Tuesday, December 8, 2015
Agudath Israel Hails New Yeshiva Security Measure Passed by City Council Today
Earlier today, the City Council passed a measure, introduced by City Councilmember David Greenfield, which will reimburse the city's larger nonpublic schools for costs they incur in hiring private security guards. The historic agreement between New York City Mayor Bill de Blasio, City Council Speaker Melissa Mark-Viverito and Councilman David Greenfield, was enthusiastically welcomed by Agudath Israel of America.
"This is a tremendous achievement," said Agudath Israel's executive vice president Rabbi Chaim Dovid Zwiebel. "Parents of nonpublic school children throughout the city will now breathe a sigh of relief knowing that, at a time when the world has become increasingly dangerous, their precious children are afforded a serious measure of protection. Thank you Councilman Greenfield, thank you Mayor De Blasio, thank you Speaker Mark Viverito, thank you to all the elected officials who made this happen."
The measure, which has been in the works for a number of years, is expected to take effect on April 1, 2016.

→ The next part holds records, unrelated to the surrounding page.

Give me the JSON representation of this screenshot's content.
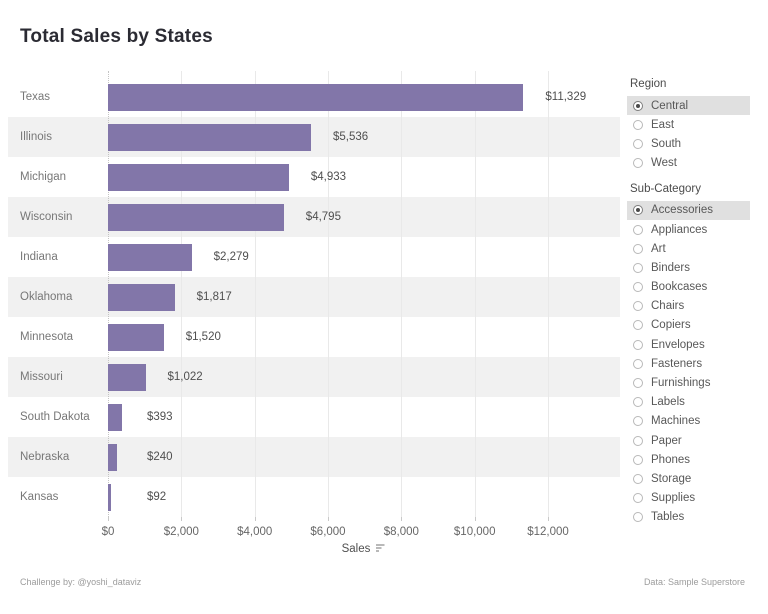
{
  "title": "Total Sales by States",
  "chart_data": {
    "type": "bar",
    "orientation": "horizontal",
    "title": "Total Sales by States",
    "categories": [
      "Texas",
      "Illinois",
      "Michigan",
      "Wisconsin",
      "Indiana",
      "Oklahoma",
      "Minnesota",
      "Missouri",
      "South Dakota",
      "Nebraska",
      "Kansas"
    ],
    "values": [
      11329,
      5536,
      4933,
      4795,
      2279,
      1817,
      1520,
      1022,
      393,
      240,
      92
    ],
    "value_labels": [
      "$11,329",
      "$5,536",
      "$4,933",
      "$4,795",
      "$2,279",
      "$1,817",
      "$1,520",
      "$1,022",
      "$393",
      "$240",
      "$92"
    ],
    "xlabel": "Sales",
    "ylabel": "",
    "x_ticks": [
      0,
      2000,
      4000,
      6000,
      8000,
      10000,
      12000
    ],
    "x_tick_labels": [
      "$0",
      "$2,000",
      "$4,000",
      "$6,000",
      "$8,000",
      "$10,000",
      "$12,000"
    ],
    "xlim": [
      0,
      12000
    ],
    "sort": "descending",
    "grid": true,
    "legend": "none",
    "bar_color": "#8276a9"
  },
  "filters": [
    {
      "title": "Region",
      "selected": "Central",
      "options": [
        "Central",
        "East",
        "South",
        "West"
      ]
    },
    {
      "title": "Sub-Category",
      "selected": "Accessories",
      "options": [
        "Accessories",
        "Appliances",
        "Art",
        "Binders",
        "Bookcases",
        "Chairs",
        "Copiers",
        "Envelopes",
        "Fasteners",
        "Furnishings",
        "Labels",
        "Machines",
        "Paper",
        "Phones",
        "Storage",
        "Supplies",
        "Tables"
      ]
    }
  ],
  "footer": {
    "left": "Challenge by: @yoshi_dataviz",
    "right": "Data: Sample Superstore"
  },
  "colors": {
    "bar": "#8276a9",
    "row_band": "#f1f1f1",
    "selected_highlight": "#e0e0e0",
    "grid_line": "#e9e9e9",
    "title_text": "#2b2b33"
  }
}
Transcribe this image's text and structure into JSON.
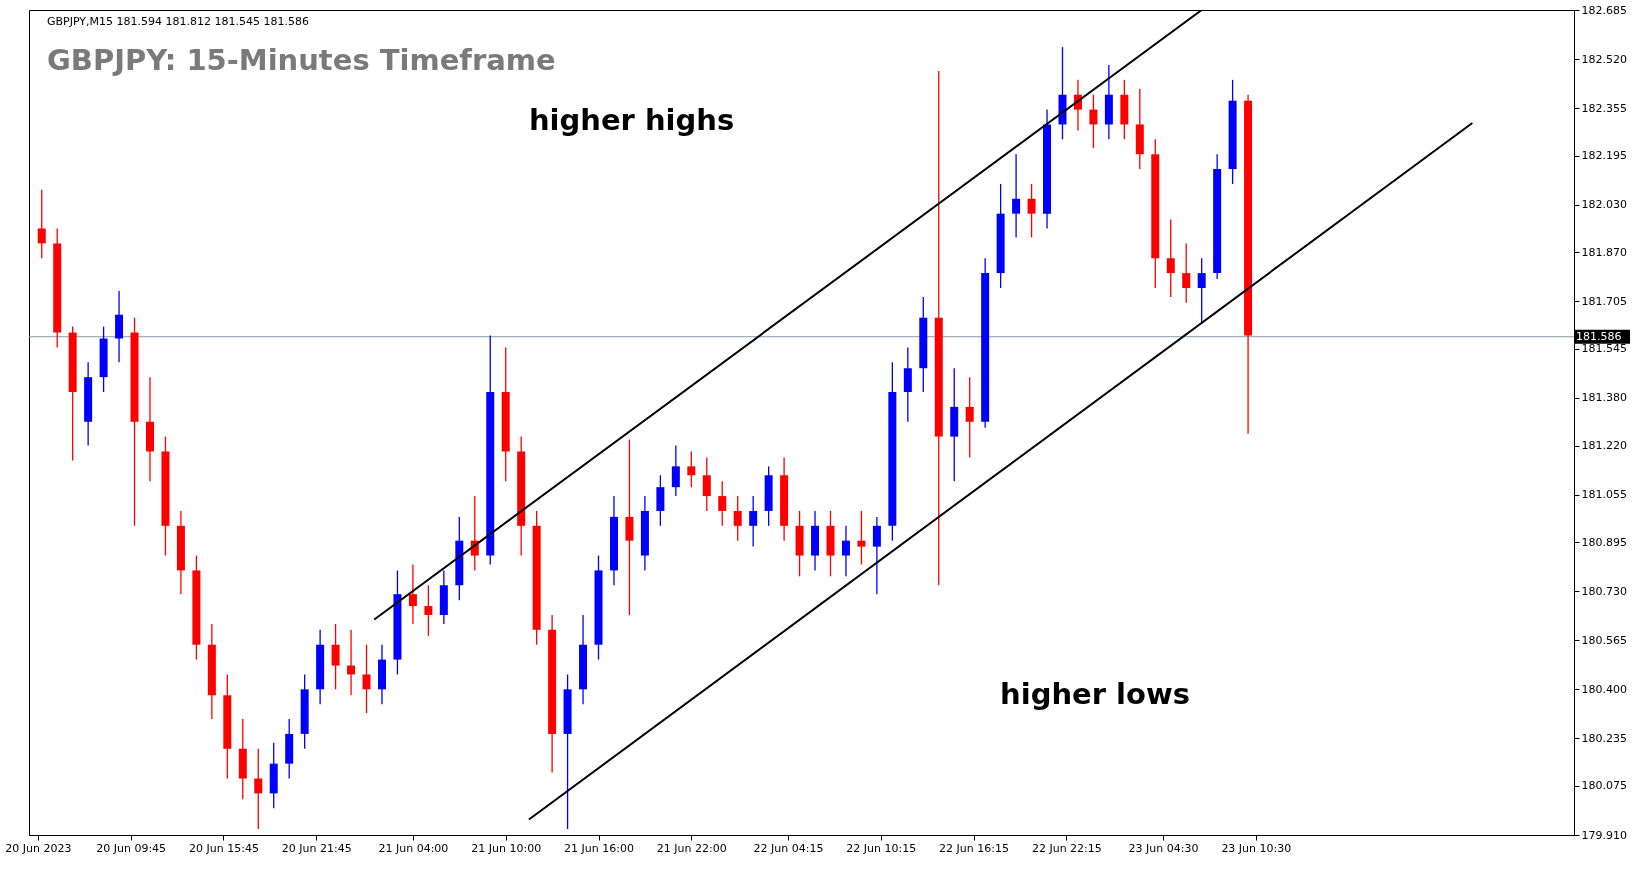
{
  "chart_data": {
    "type": "candlestick",
    "title": "GBPJPY: 15-Minutes Timeframe",
    "x": [
      "2023-06-20T04:00",
      "2023-06-20T05:00",
      "2023-06-20T06:00",
      "2023-06-20T07:00",
      "2023-06-20T08:00",
      "2023-06-20T09:00",
      "2023-06-20T10:00",
      "2023-06-20T11:00",
      "2023-06-20T12:00",
      "2023-06-20T13:00",
      "2023-06-20T14:00",
      "2023-06-20T15:00",
      "2023-06-20T16:00",
      "2023-06-20T17:00",
      "2023-06-20T18:00",
      "2023-06-20T19:00",
      "2023-06-20T20:00",
      "2023-06-20T21:00",
      "2023-06-20T22:00",
      "2023-06-20T23:00",
      "2023-06-21T00:00",
      "2023-06-21T01:00",
      "2023-06-21T02:00",
      "2023-06-21T03:00",
      "2023-06-21T04:00",
      "2023-06-21T05:00",
      "2023-06-21T06:00",
      "2023-06-21T07:00",
      "2023-06-21T08:00",
      "2023-06-21T09:00",
      "2023-06-21T10:00",
      "2023-06-21T11:00",
      "2023-06-21T12:00",
      "2023-06-21T13:00",
      "2023-06-21T14:00",
      "2023-06-21T15:00",
      "2023-06-21T16:00",
      "2023-06-21T17:00",
      "2023-06-21T18:00",
      "2023-06-21T19:00",
      "2023-06-21T20:00",
      "2023-06-21T21:00",
      "2023-06-21T22:00",
      "2023-06-21T23:00",
      "2023-06-22T00:00",
      "2023-06-22T01:00",
      "2023-06-22T02:00",
      "2023-06-22T03:00",
      "2023-06-22T04:00",
      "2023-06-22T05:00",
      "2023-06-22T06:00",
      "2023-06-22T07:00",
      "2023-06-22T08:00",
      "2023-06-22T09:00",
      "2023-06-22T10:00",
      "2023-06-22T11:00",
      "2023-06-22T12:00",
      "2023-06-22T13:00",
      "2023-06-22T14:00",
      "2023-06-22T15:00",
      "2023-06-22T16:00",
      "2023-06-22T17:00",
      "2023-06-22T18:00",
      "2023-06-22T19:00",
      "2023-06-22T20:00",
      "2023-06-22T21:00",
      "2023-06-22T22:00",
      "2023-06-22T23:00",
      "2023-06-23T00:00",
      "2023-06-23T01:00",
      "2023-06-23T02:00",
      "2023-06-23T03:00",
      "2023-06-23T04:00",
      "2023-06-23T05:00",
      "2023-06-23T06:00",
      "2023-06-23T07:00",
      "2023-06-23T08:00",
      "2023-06-23T09:00",
      "2023-06-23T10:00"
    ],
    "ohlc": [
      [
        181.95,
        182.08,
        181.85,
        181.9
      ],
      [
        181.9,
        181.95,
        181.55,
        181.6
      ],
      [
        181.6,
        181.62,
        181.17,
        181.4
      ],
      [
        181.3,
        181.5,
        181.22,
        181.45
      ],
      [
        181.45,
        181.62,
        181.4,
        181.58
      ],
      [
        181.58,
        181.74,
        181.5,
        181.66
      ],
      [
        181.6,
        181.65,
        180.95,
        181.3
      ],
      [
        181.3,
        181.45,
        181.1,
        181.2
      ],
      [
        181.2,
        181.25,
        180.85,
        180.95
      ],
      [
        180.95,
        181.0,
        180.72,
        180.8
      ],
      [
        180.8,
        180.85,
        180.5,
        180.55
      ],
      [
        180.55,
        180.62,
        180.3,
        180.38
      ],
      [
        180.38,
        180.45,
        180.1,
        180.2
      ],
      [
        180.2,
        180.3,
        180.03,
        180.1
      ],
      [
        180.1,
        180.2,
        179.93,
        180.05
      ],
      [
        180.05,
        180.22,
        180.0,
        180.15
      ],
      [
        180.15,
        180.3,
        180.1,
        180.25
      ],
      [
        180.25,
        180.45,
        180.2,
        180.4
      ],
      [
        180.4,
        180.6,
        180.35,
        180.55
      ],
      [
        180.55,
        180.62,
        180.4,
        180.48
      ],
      [
        180.48,
        180.6,
        180.38,
        180.45
      ],
      [
        180.45,
        180.55,
        180.32,
        180.4
      ],
      [
        180.4,
        180.55,
        180.35,
        180.5
      ],
      [
        180.5,
        180.8,
        180.45,
        180.72
      ],
      [
        180.72,
        180.82,
        180.62,
        180.68
      ],
      [
        180.68,
        180.75,
        180.58,
        180.65
      ],
      [
        180.65,
        180.8,
        180.62,
        180.75
      ],
      [
        180.75,
        180.98,
        180.7,
        180.9
      ],
      [
        180.9,
        181.05,
        180.8,
        180.85
      ],
      [
        180.85,
        181.59,
        180.82,
        181.4
      ],
      [
        181.4,
        181.55,
        181.1,
        181.2
      ],
      [
        181.2,
        181.25,
        180.85,
        180.95
      ],
      [
        180.95,
        181.0,
        180.55,
        180.6
      ],
      [
        180.6,
        180.65,
        180.12,
        180.25
      ],
      [
        180.25,
        180.45,
        179.93,
        180.4
      ],
      [
        180.4,
        180.65,
        180.35,
        180.55
      ],
      [
        180.55,
        180.85,
        180.5,
        180.8
      ],
      [
        180.8,
        181.05,
        180.75,
        180.98
      ],
      [
        180.98,
        181.24,
        180.65,
        180.9
      ],
      [
        180.85,
        181.05,
        180.8,
        181.0
      ],
      [
        181.0,
        181.12,
        180.95,
        181.08
      ],
      [
        181.08,
        181.22,
        181.05,
        181.15
      ],
      [
        181.15,
        181.2,
        181.08,
        181.12
      ],
      [
        181.12,
        181.18,
        181.0,
        181.05
      ],
      [
        181.05,
        181.1,
        180.95,
        181.0
      ],
      [
        181.0,
        181.05,
        180.9,
        180.95
      ],
      [
        180.95,
        181.05,
        180.88,
        181.0
      ],
      [
        181.0,
        181.15,
        180.95,
        181.12
      ],
      [
        181.12,
        181.18,
        180.9,
        180.95
      ],
      [
        180.95,
        181.0,
        180.78,
        180.85
      ],
      [
        180.85,
        181.0,
        180.8,
        180.95
      ],
      [
        180.95,
        181.0,
        180.78,
        180.85
      ],
      [
        180.85,
        180.95,
        180.78,
        180.9
      ],
      [
        180.9,
        181.0,
        180.82,
        180.88
      ],
      [
        180.88,
        180.98,
        180.72,
        180.95
      ],
      [
        180.95,
        181.5,
        180.9,
        181.4
      ],
      [
        181.4,
        181.55,
        181.3,
        181.48
      ],
      [
        181.48,
        181.72,
        181.4,
        181.65
      ],
      [
        181.65,
        182.48,
        180.75,
        181.25
      ],
      [
        181.25,
        181.48,
        181.1,
        181.35
      ],
      [
        181.35,
        181.45,
        181.18,
        181.3
      ],
      [
        181.3,
        181.85,
        181.28,
        181.8
      ],
      [
        181.8,
        182.1,
        181.75,
        182.0
      ],
      [
        182.0,
        182.2,
        181.92,
        182.05
      ],
      [
        182.05,
        182.1,
        181.92,
        182.0
      ],
      [
        182.0,
        182.35,
        181.95,
        182.3
      ],
      [
        182.3,
        182.56,
        182.25,
        182.4
      ],
      [
        182.4,
        182.45,
        182.28,
        182.35
      ],
      [
        182.35,
        182.4,
        182.22,
        182.3
      ],
      [
        182.3,
        182.5,
        182.25,
        182.4
      ],
      [
        182.4,
        182.45,
        182.25,
        182.3
      ],
      [
        182.3,
        182.42,
        182.15,
        182.2
      ],
      [
        182.2,
        182.25,
        181.75,
        181.85
      ],
      [
        181.85,
        181.98,
        181.72,
        181.8
      ],
      [
        181.8,
        181.9,
        181.7,
        181.75
      ],
      [
        181.75,
        181.85,
        181.63,
        181.8
      ],
      [
        181.8,
        182.2,
        181.78,
        182.15
      ],
      [
        182.15,
        182.45,
        182.1,
        182.38
      ],
      [
        182.38,
        182.4,
        181.26,
        181.59
      ]
    ],
    "colors": [
      "#ff0000",
      "#ff0000",
      "#ff0000",
      "#0000ff",
      "#0000ff",
      "#0000ff",
      "#ff0000",
      "#ff0000",
      "#ff0000",
      "#ff0000",
      "#ff0000",
      "#ff0000",
      "#ff0000",
      "#ff0000",
      "#ff0000",
      "#0000ff",
      "#0000ff",
      "#0000ff",
      "#0000ff",
      "#ff0000",
      "#ff0000",
      "#ff0000",
      "#0000ff",
      "#0000ff",
      "#ff0000",
      "#ff0000",
      "#0000ff",
      "#0000ff",
      "#ff0000",
      "#0000ff",
      "#ff0000",
      "#ff0000",
      "#ff0000",
      "#ff0000",
      "#0000ff",
      "#0000ff",
      "#0000ff",
      "#0000ff",
      "#ff0000",
      "#0000ff",
      "#0000ff",
      "#0000ff",
      "#ff0000",
      "#ff0000",
      "#ff0000",
      "#ff0000",
      "#0000ff",
      "#0000ff",
      "#ff0000",
      "#ff0000",
      "#0000ff",
      "#ff0000",
      "#0000ff",
      "#ff0000",
      "#0000ff",
      "#0000ff",
      "#0000ff",
      "#0000ff",
      "#ff0000",
      "#0000ff",
      "#ff0000",
      "#0000ff",
      "#0000ff",
      "#0000ff",
      "#ff0000",
      "#0000ff",
      "#0000ff",
      "#ff0000",
      "#ff0000",
      "#0000ff",
      "#ff0000",
      "#ff0000",
      "#ff0000",
      "#ff0000",
      "#ff0000",
      "#0000ff",
      "#0000ff",
      "#0000ff",
      "#ff0000"
    ],
    "series": [
      {
        "type": "line",
        "color": "#000000",
        "x": [
          "2023-06-21T01:30",
          "2023-06-23T07:00"
        ],
        "values": [
          180.635,
          182.685
        ]
      },
      {
        "type": "line",
        "color": "#000000",
        "x": [
          "2023-06-21T11:30",
          "2023-06-24T00:30"
        ],
        "values": [
          179.962,
          182.305
        ]
      }
    ],
    "xlim": [
      "2023-06-20T03:30",
      "2023-06-24T06:45"
    ],
    "xticks": [
      {
        "value": "2023-06-20T03:45",
        "label": "20 Jun 2023"
      },
      {
        "value": "2023-06-20T09:45",
        "label": "20 Jun 09:45"
      },
      {
        "value": "2023-06-20T15:45",
        "label": "20 Jun 15:45"
      },
      {
        "value": "2023-06-20T21:45",
        "label": "20 Jun 21:45"
      },
      {
        "value": "2023-06-21T04:00",
        "label": "21 Jun 04:00"
      },
      {
        "value": "2023-06-21T10:00",
        "label": "21 Jun 10:00"
      },
      {
        "value": "2023-06-21T16:00",
        "label": "21 Jun 16:00"
      },
      {
        "value": "2023-06-21T22:00",
        "label": "21 Jun 22:00"
      },
      {
        "value": "2023-06-22T04:15",
        "label": "22 Jun 04:15"
      },
      {
        "value": "2023-06-22T10:15",
        "label": "22 Jun 10:15"
      },
      {
        "value": "2023-06-22T16:15",
        "label": "22 Jun 16:15"
      },
      {
        "value": "2023-06-22T22:15",
        "label": "22 Jun 22:15"
      },
      {
        "value": "2023-06-23T04:30",
        "label": "23 Jun 04:30"
      },
      {
        "value": "2023-06-23T10:30",
        "label": "23 Jun 10:30"
      }
    ],
    "ylim": [
      179.91,
      182.685
    ],
    "yticks": [
      {
        "value": 182.685,
        "label": "182.685"
      },
      {
        "value": 182.52,
        "label": "182.520"
      },
      {
        "value": 182.355,
        "label": "182.355"
      },
      {
        "value": 182.195,
        "label": "182.195"
      },
      {
        "value": 182.03,
        "label": "182.030"
      },
      {
        "value": 181.87,
        "label": "181.870"
      },
      {
        "value": 181.705,
        "label": "181.705"
      },
      {
        "value": 181.545,
        "label": "181.545"
      },
      {
        "value": 181.38,
        "label": "181.380"
      },
      {
        "value": 181.22,
        "label": "181.220"
      },
      {
        "value": 181.055,
        "label": "181.055"
      },
      {
        "value": 180.895,
        "label": "180.895"
      },
      {
        "value": 180.73,
        "label": "180.730"
      },
      {
        "value": 180.565,
        "label": "180.565"
      },
      {
        "value": 180.4,
        "label": "180.400"
      },
      {
        "value": 180.235,
        "label": "180.235"
      },
      {
        "value": 180.075,
        "label": "180.075"
      },
      {
        "value": 179.91,
        "label": "179.910"
      }
    ],
    "ref_lines": [
      {
        "axis": "y",
        "value": 181.586,
        "label": "181.586",
        "color": "#8a9aa8"
      }
    ],
    "annotations": [
      "GBPJPY,M15  181.594 181.812 181.545 181.586",
      "higher highs",
      "higher lows"
    ]
  }
}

Agudath Israel and other nonpublic school groups co-sponsored a conference call with Councilman Greenfield last week where details of this bill were discussed. Approximately $20 million have been allocated to reimburse nonpublic schools with 300 or more pre-K to twelfth grade students to provide unarmed security officers whenever the school has instruction or during school-related events. An additional security officer will be provided for a nonpublic school with 500 students, with one additional officer per subsequent 500 students. Security officers must be state-licensed and city-approved and must receive prevailing wages.
"This is a bill whose time has come," said Mrs. Deborah Zachai, Agudath Israel's Director for Education Affairs. "We are looking forward to working with the city on the bill's implementation."
In the interim, Mrs. Zachai's office has sent the NYC yeshivos an Intro 65-A Fact Sheet, prepared by Councilman Greenfield's office, which summarizes several key provisions of the bill.